JAKARTA | 8 MentariNews – Tim hukum pasangan calon Bupati dan Wakil Bupati Boven Digoel nomor urut 4, P. Yehezkiel H.F. Pella, SH., MT., dan Billy Marcelino Maniagasi, menegaskan bahwa pernyataan pihak terkait yang menyebut permohonan sengketa pemilu mereka “asal-asalan” sekaligus memastikan kemenangan pasangan nomor urut 3, Rony Omba–Marlinus, adalah klaim prematur dan berpotensi menyesatkan opini publik.
Salah Kaprah Pihak Terkait Memahami Aturan MK
Menurut Yehezkiel, pihak terkait keliru memahami mekanisme Akta Pengajuan Permohonan Pemohon Elektronik (AP3E). Berdasarkan aturan Mahkamah Konstitusi (MK), setelah AP3E diterima, pemohon berhak melakukan perbaikan paling lambat tiga hari kerja.
“Faktanya, pemberitahuan AP3E baru kami terima 19 Agustus 2025 pukul 09.27 WIT. Artinya, perbaikan yang kami ajukan masih dalam tenggat sah menurut aturan MK. Menyebut permohonan cacat formil justru menunjukkan ketidaktelitian pihak terkait,” tegas Yehezkiel.

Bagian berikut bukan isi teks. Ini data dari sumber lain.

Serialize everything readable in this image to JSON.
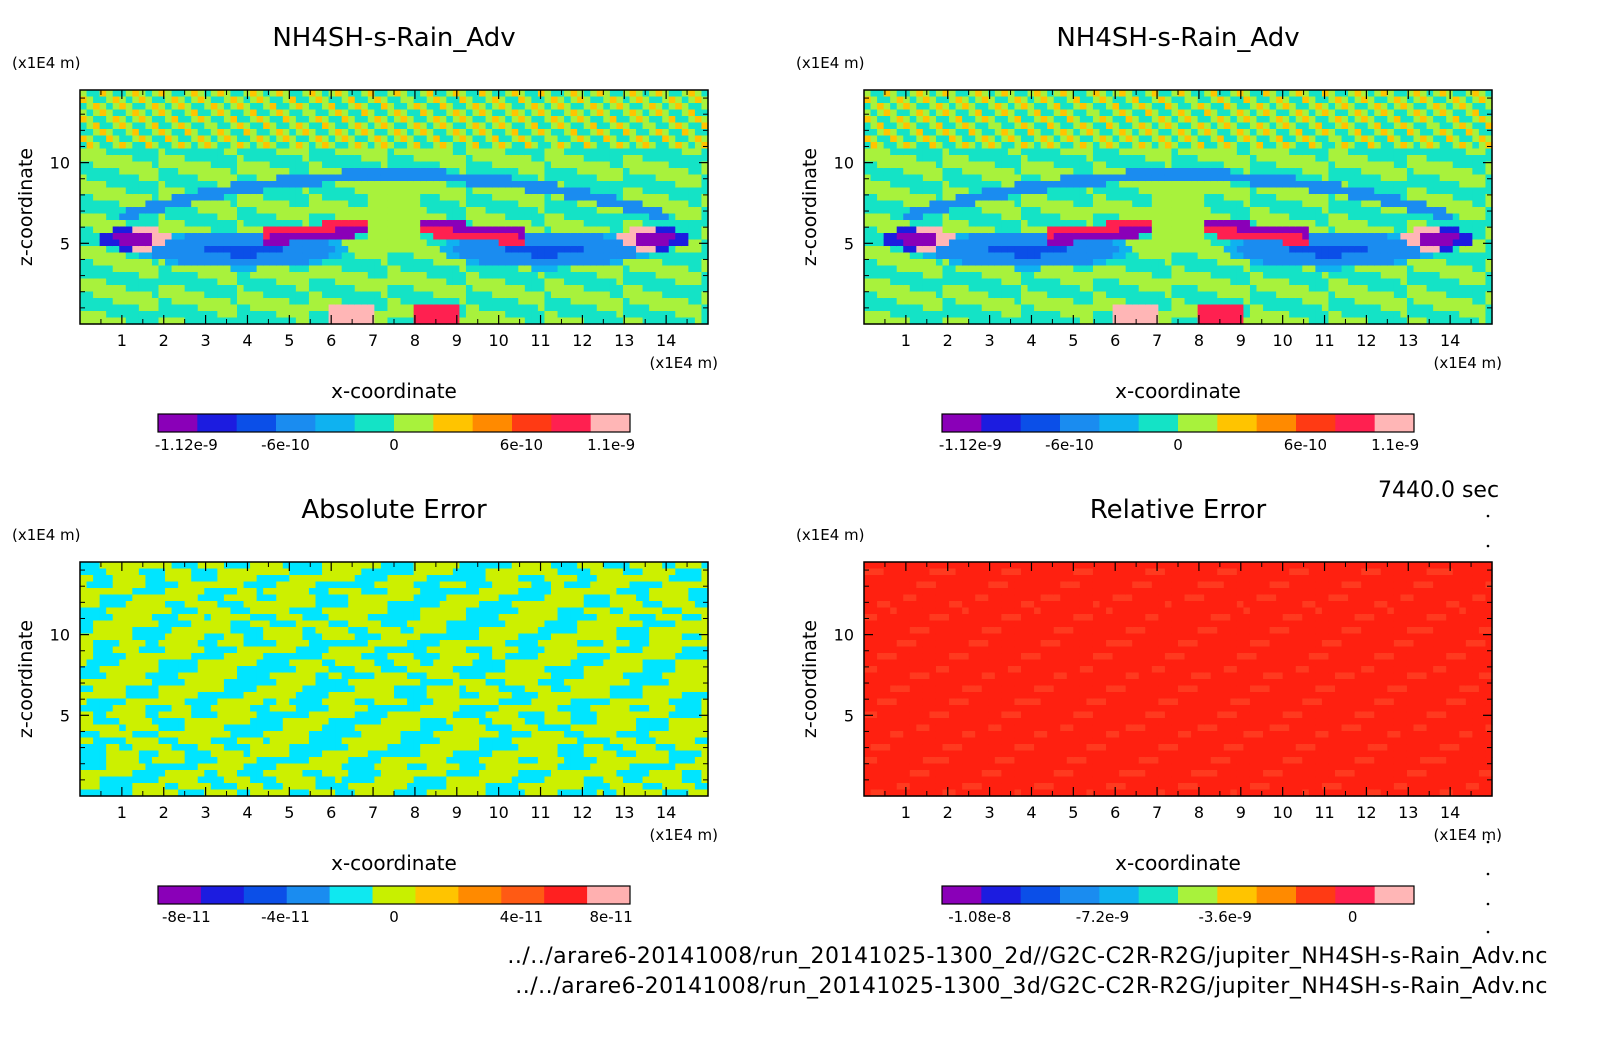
{
  "chart_data": [
    {
      "type": "heatmap",
      "title": "NH4SH-s-Rain_Adv",
      "xlabel": "x-coordinate",
      "ylabel": "z-coordinate",
      "x_unit": "(x1E4 m)",
      "y_unit": "(x1E4 m)",
      "xlim": [
        0,
        15
      ],
      "ylim": [
        0,
        14.5
      ],
      "x_ticks": [
        "1",
        "2",
        "3",
        "4",
        "5",
        "6",
        "7",
        "8",
        "9",
        "10",
        "11",
        "12",
        "13",
        "14"
      ],
      "y_ticks": [
        "5",
        "10"
      ],
      "colorbar": {
        "colors": [
          "#8a00b8",
          "#1c1ce0",
          "#0b4fe8",
          "#1a8cf0",
          "#0fb2f0",
          "#14e3c6",
          "#a8f23c",
          "#ffc400",
          "#ff8a00",
          "#ff3a14",
          "#ff2050",
          "#ffb6b6"
        ],
        "ticks": [
          "-1.12e-9",
          "-6e-10",
          "0",
          "6e-10",
          "1.1e-9"
        ]
      },
      "field": "advection"
    },
    {
      "type": "heatmap",
      "title": "NH4SH-s-Rain_Adv",
      "xlabel": "x-coordinate",
      "ylabel": "z-coordinate",
      "x_unit": "(x1E4 m)",
      "y_unit": "(x1E4 m)",
      "xlim": [
        0,
        15
      ],
      "ylim": [
        0,
        14.5
      ],
      "x_ticks": [
        "1",
        "2",
        "3",
        "4",
        "5",
        "6",
        "7",
        "8",
        "9",
        "10",
        "11",
        "12",
        "13",
        "14"
      ],
      "y_ticks": [
        "5",
        "10"
      ],
      "colorbar": {
        "colors": [
          "#8a00b8",
          "#1c1ce0",
          "#0b4fe8",
          "#1a8cf0",
          "#0fb2f0",
          "#14e3c6",
          "#a8f23c",
          "#ffc400",
          "#ff8a00",
          "#ff3a14",
          "#ff2050",
          "#ffb6b6"
        ],
        "ticks": [
          "-1.12e-9",
          "-6e-10",
          "0",
          "6e-10",
          "1.1e-9"
        ]
      },
      "field": "advection"
    },
    {
      "type": "heatmap",
      "title": "Absolute Error",
      "xlabel": "x-coordinate",
      "ylabel": "z-coordinate",
      "x_unit": "(x1E4 m)",
      "y_unit": "(x1E4 m)",
      "xlim": [
        0,
        15
      ],
      "ylim": [
        0,
        14.5
      ],
      "x_ticks": [
        "1",
        "2",
        "3",
        "4",
        "5",
        "6",
        "7",
        "8",
        "9",
        "10",
        "11",
        "12",
        "13",
        "14"
      ],
      "y_ticks": [
        "5",
        "10"
      ],
      "colorbar": {
        "colors": [
          "#8a00b8",
          "#1c1ce0",
          "#0b4fe8",
          "#1a8cf0",
          "#0fe8f0",
          "#c8f000",
          "#ffc400",
          "#ff8a00",
          "#ff5a14",
          "#ff2020",
          "#ffb0b0"
        ],
        "ticks": [
          "-8e-11",
          "-4e-11",
          "0",
          "4e-11",
          "8e-11"
        ]
      },
      "field": "abs"
    },
    {
      "type": "heatmap",
      "title": "Relative Error",
      "xlabel": "x-coordinate",
      "ylabel": "z-coordinate",
      "x_unit": "(x1E4 m)",
      "y_unit": "(x1E4 m)",
      "xlim": [
        0,
        15
      ],
      "ylim": [
        0,
        14.5
      ],
      "x_ticks": [
        "1",
        "2",
        "3",
        "4",
        "5",
        "6",
        "7",
        "8",
        "9",
        "10",
        "11",
        "12",
        "13",
        "14"
      ],
      "y_ticks": [
        "5",
        "10"
      ],
      "colorbar": {
        "colors": [
          "#8a00b8",
          "#1c1ce0",
          "#0b4fe8",
          "#1a8cf0",
          "#0fb2f0",
          "#14e3c6",
          "#a8f23c",
          "#ffc400",
          "#ff8a00",
          "#ff3a14",
          "#ff2050",
          "#ffb6b6"
        ],
        "ticks": [
          "-1.08e-8",
          "-7.2e-9",
          "-3.6e-9",
          "0"
        ]
      },
      "field": "rel"
    }
  ],
  "time_label": "7440.0 sec",
  "footer": {
    "line1": "../../arare6-20141008/run_20141025-1300_2d//G2C-C2R-R2G/jupiter_NH4SH-s-Rain_Adv.nc",
    "line2": "../../arare6-20141008/run_20141025-1300_3d/G2C-C2R-R2G/jupiter_NH4SH-s-Rain_Adv.nc"
  }
}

JPN Dinilai Tak Pantas Bela KPU
Tim hukum juga melayangkan keberatan keras atas penggunaan Jaksa Pengacara Negara (JPN) sebagai kuasa hukum KPU Boven Digoel. Menurut mereka, hal ini melanggar prinsip independensi KPU sebagaimana diatur dalam Pasal 22E ayat (5) UUD 1945, yang menyebut KPU bersifat nasional, tetap, dan mandiri.
“Keterlibatan JPN berpotensi menimbulkan konflik kepentingan. KPU harus berdiri netral, bukan dibela oleh instrumen hukum pemerintah,” ujar Billy.

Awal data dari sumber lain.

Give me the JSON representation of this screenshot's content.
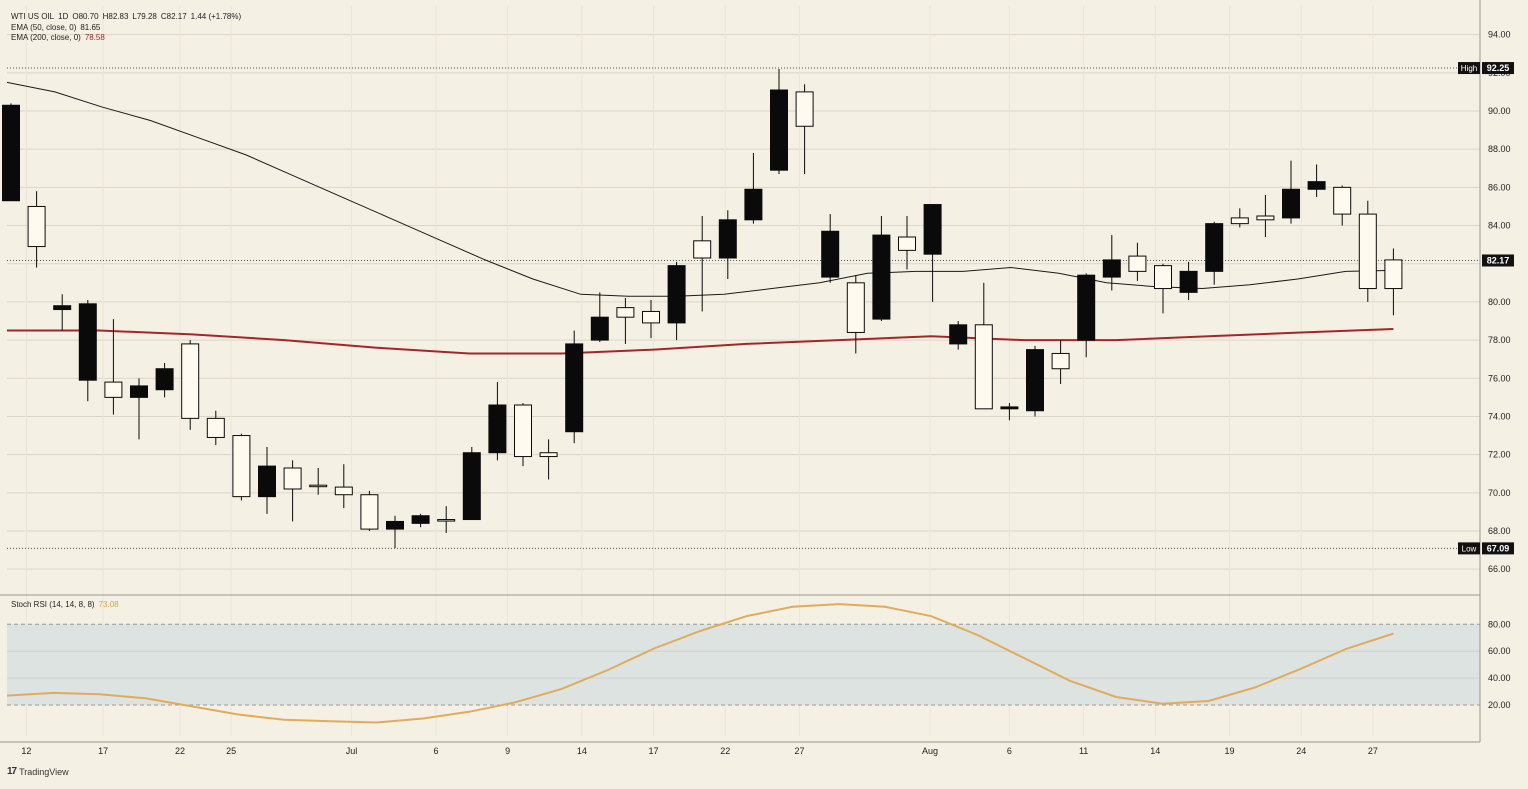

Bawaslu Dinilai Pasif dan Abai Substansi
Selain itu, Billy juga mengkritik keterangan Bawaslu Boven Digoel yang hanya menyajikan kronologi rekapitulasi PSU tanpa menguji keberatan tiga paslon yang menolak menandatangani formulir D Hasil Kabupaten.
“Penolakan tanda tangan itu adalah sinyal adanya masalah serius yang seharusnya ditindaklanjuti. Tapi Bawaslu justru pasif,” katanya.

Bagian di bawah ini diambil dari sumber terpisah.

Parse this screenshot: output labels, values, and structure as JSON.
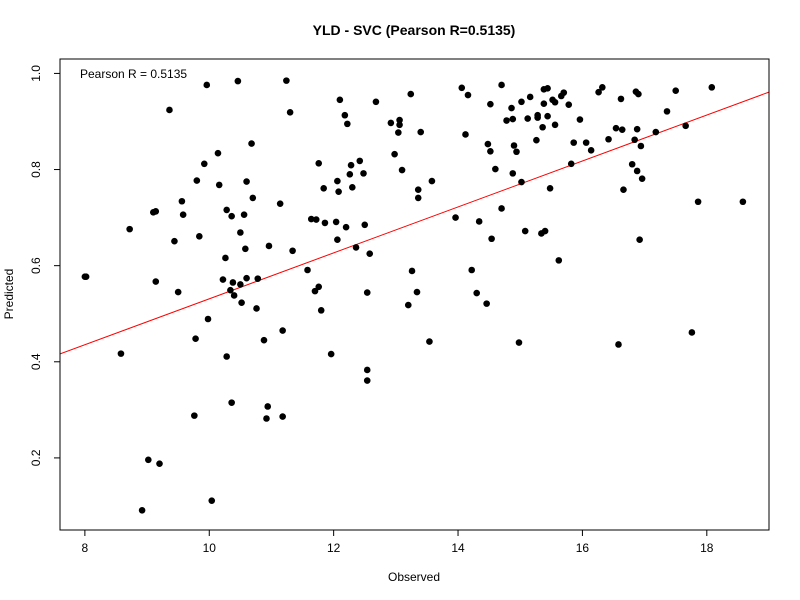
{
  "chart_data": {
    "type": "scatter",
    "title": "YLD - SVC (Pearson R=0.5135)",
    "xlabel": "Observed",
    "ylabel": "Predicted",
    "annotation": "Pearson R = 0.5135",
    "xlim": [
      7.6,
      19.0
    ],
    "ylim": [
      0.05,
      1.03
    ],
    "xticks": [
      8,
      10,
      12,
      14,
      16,
      18
    ],
    "yticks": [
      0.2,
      0.4,
      0.6,
      0.8,
      1.0
    ],
    "xtick_labels": [
      "8",
      "10",
      "12",
      "14",
      "16",
      "18"
    ],
    "ytick_labels": [
      "0.2",
      "0.4",
      "0.6",
      "0.8",
      "1.0"
    ],
    "grid": false,
    "point_color": "#000000",
    "fit_line": {
      "color": "#ff0000",
      "intercept": 0.053,
      "slope": 0.0478
    },
    "points": [
      [
        8.0,
        0.577
      ],
      [
        8.02,
        0.577
      ],
      [
        8.58,
        0.417
      ],
      [
        8.72,
        0.676
      ],
      [
        8.92,
        0.091
      ],
      [
        9.02,
        0.196
      ],
      [
        9.1,
        0.711
      ],
      [
        9.14,
        0.713
      ],
      [
        9.14,
        0.567
      ],
      [
        9.2,
        0.188
      ],
      [
        9.36,
        0.924
      ],
      [
        9.44,
        0.651
      ],
      [
        9.5,
        0.545
      ],
      [
        9.56,
        0.734
      ],
      [
        9.58,
        0.706
      ],
      [
        9.76,
        0.288
      ],
      [
        9.78,
        0.448
      ],
      [
        9.8,
        0.777
      ],
      [
        9.84,
        0.661
      ],
      [
        9.92,
        0.812
      ],
      [
        9.96,
        0.976
      ],
      [
        9.98,
        0.489
      ],
      [
        10.04,
        0.111
      ],
      [
        10.14,
        0.834
      ],
      [
        10.16,
        0.768
      ],
      [
        10.22,
        0.571
      ],
      [
        10.26,
        0.616
      ],
      [
        10.28,
        0.411
      ],
      [
        10.28,
        0.716
      ],
      [
        10.34,
        0.549
      ],
      [
        10.36,
        0.315
      ],
      [
        10.36,
        0.703
      ],
      [
        10.38,
        0.565
      ],
      [
        10.4,
        0.538
      ],
      [
        10.46,
        0.984
      ],
      [
        10.5,
        0.669
      ],
      [
        10.5,
        0.561
      ],
      [
        10.52,
        0.523
      ],
      [
        10.56,
        0.706
      ],
      [
        10.58,
        0.635
      ],
      [
        10.6,
        0.775
      ],
      [
        10.6,
        0.574
      ],
      [
        10.68,
        0.854
      ],
      [
        10.7,
        0.741
      ],
      [
        10.76,
        0.511
      ],
      [
        10.78,
        0.573
      ],
      [
        10.88,
        0.445
      ],
      [
        10.92,
        0.282
      ],
      [
        10.94,
        0.307
      ],
      [
        10.96,
        0.641
      ],
      [
        11.14,
        0.729
      ],
      [
        11.18,
        0.465
      ],
      [
        11.18,
        0.286
      ],
      [
        11.24,
        0.985
      ],
      [
        11.3,
        0.919
      ],
      [
        11.34,
        0.631
      ],
      [
        11.58,
        0.591
      ],
      [
        11.64,
        0.697
      ],
      [
        11.7,
        0.547
      ],
      [
        11.72,
        0.696
      ],
      [
        11.76,
        0.556
      ],
      [
        11.76,
        0.813
      ],
      [
        11.8,
        0.507
      ],
      [
        11.84,
        0.761
      ],
      [
        11.86,
        0.689
      ],
      [
        11.96,
        0.416
      ],
      [
        12.04,
        0.691
      ],
      [
        12.06,
        0.776
      ],
      [
        12.06,
        0.654
      ],
      [
        12.08,
        0.754
      ],
      [
        12.1,
        0.945
      ],
      [
        12.18,
        0.913
      ],
      [
        12.2,
        0.68
      ],
      [
        12.22,
        0.895
      ],
      [
        12.26,
        0.79
      ],
      [
        12.28,
        0.809
      ],
      [
        12.3,
        0.763
      ],
      [
        12.36,
        0.638
      ],
      [
        12.42,
        0.818
      ],
      [
        12.48,
        0.792
      ],
      [
        12.5,
        0.685
      ],
      [
        12.54,
        0.544
      ],
      [
        12.54,
        0.383
      ],
      [
        12.54,
        0.361
      ],
      [
        12.58,
        0.625
      ],
      [
        12.68,
        0.941
      ],
      [
        12.92,
        0.897
      ],
      [
        12.98,
        0.832
      ],
      [
        13.04,
        0.877
      ],
      [
        13.06,
        0.903
      ],
      [
        13.06,
        0.893
      ],
      [
        13.1,
        0.799
      ],
      [
        13.2,
        0.518
      ],
      [
        13.24,
        0.957
      ],
      [
        13.26,
        0.589
      ],
      [
        13.34,
        0.545
      ],
      [
        13.36,
        0.758
      ],
      [
        13.36,
        0.741
      ],
      [
        13.4,
        0.878
      ],
      [
        13.54,
        0.442
      ],
      [
        13.58,
        0.776
      ],
      [
        13.96,
        0.7
      ],
      [
        14.06,
        0.97
      ],
      [
        14.12,
        0.873
      ],
      [
        14.16,
        0.955
      ],
      [
        14.22,
        0.591
      ],
      [
        14.3,
        0.543
      ],
      [
        14.34,
        0.692
      ],
      [
        14.46,
        0.521
      ],
      [
        14.48,
        0.853
      ],
      [
        14.52,
        0.936
      ],
      [
        14.52,
        0.838
      ],
      [
        14.54,
        0.656
      ],
      [
        14.6,
        0.801
      ],
      [
        14.7,
        0.976
      ],
      [
        14.7,
        0.719
      ],
      [
        14.78,
        0.902
      ],
      [
        14.86,
        0.928
      ],
      [
        14.88,
        0.792
      ],
      [
        14.88,
        0.905
      ],
      [
        14.9,
        0.85
      ],
      [
        14.94,
        0.837
      ],
      [
        14.98,
        0.44
      ],
      [
        15.02,
        0.774
      ],
      [
        15.02,
        0.941
      ],
      [
        15.08,
        0.672
      ],
      [
        15.12,
        0.906
      ],
      [
        15.16,
        0.951
      ],
      [
        15.26,
        0.861
      ],
      [
        15.28,
        0.913
      ],
      [
        15.28,
        0.908
      ],
      [
        15.34,
        0.667
      ],
      [
        15.36,
        0.888
      ],
      [
        15.38,
        0.937
      ],
      [
        15.38,
        0.967
      ],
      [
        15.4,
        0.672
      ],
      [
        15.44,
        0.969
      ],
      [
        15.44,
        0.911
      ],
      [
        15.48,
        0.761
      ],
      [
        15.52,
        0.945
      ],
      [
        15.56,
        0.893
      ],
      [
        15.56,
        0.94
      ],
      [
        15.62,
        0.611
      ],
      [
        15.66,
        0.953
      ],
      [
        15.7,
        0.96
      ],
      [
        15.78,
        0.935
      ],
      [
        15.82,
        0.812
      ],
      [
        15.86,
        0.856
      ],
      [
        15.96,
        0.904
      ],
      [
        16.06,
        0.856
      ],
      [
        16.14,
        0.84
      ],
      [
        16.26,
        0.961
      ],
      [
        16.32,
        0.971
      ],
      [
        16.42,
        0.863
      ],
      [
        16.54,
        0.886
      ],
      [
        16.58,
        0.436
      ],
      [
        16.62,
        0.947
      ],
      [
        16.64,
        0.883
      ],
      [
        16.66,
        0.758
      ],
      [
        16.8,
        0.811
      ],
      [
        16.84,
        0.862
      ],
      [
        16.86,
        0.962
      ],
      [
        16.88,
        0.884
      ],
      [
        16.88,
        0.797
      ],
      [
        16.9,
        0.957
      ],
      [
        16.92,
        0.654
      ],
      [
        16.94,
        0.849
      ],
      [
        16.96,
        0.781
      ],
      [
        17.18,
        0.878
      ],
      [
        17.36,
        0.921
      ],
      [
        17.5,
        0.964
      ],
      [
        17.66,
        0.891
      ],
      [
        17.76,
        0.461
      ],
      [
        17.86,
        0.733
      ],
      [
        18.08,
        0.971
      ],
      [
        18.58,
        0.733
      ]
    ]
  }
}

Billy menilai Bawaslu lalai dalam mengawasi dugaan pelanggaran syarat calon Marlinus, karena hanya melakukan kajian administratif tanpa verifikasi substantif, bahkan setelah Putusan MK No. 260/PHPU.BUP-XXIII/2025. Ia juga menyoroti penetapan pasangan calon yang dilakukan lewat pleno tertutup, distribusi formulir C6 yang bermasalah, serta pemindahan pemilih yang berujung hilangnya hak pilih.
“Kasus seperti dialami Novita Ambokasio, perbedaan data pemilih antara Pilkada 2024 dan PSU 2025, hingga lonjakan suara tak wajar salah satu paslon, semua diabaikan begitu saja. Bawaslu terlalu formalistis, padahal substansinya merugikan hak konstitusional peserta lain,” tandasnya.
Peringatan MK: Jangan Klaim Menang Sebelum Putusan
Billy menutup dengan menegaskan bahwa Mahkamah Konstitusi telah mengingatkan semua pihak untuk tidak membuat klaim sepihak sebelum putusan dibacakan.
“Sidang putusan dijadwalkan 10 September 2025. Klaim kemenangan sebelum itu mendahului kewenangan MK dan berpotensi mencederai marwah peradilan konstitusi,” tegasnya. (ril/).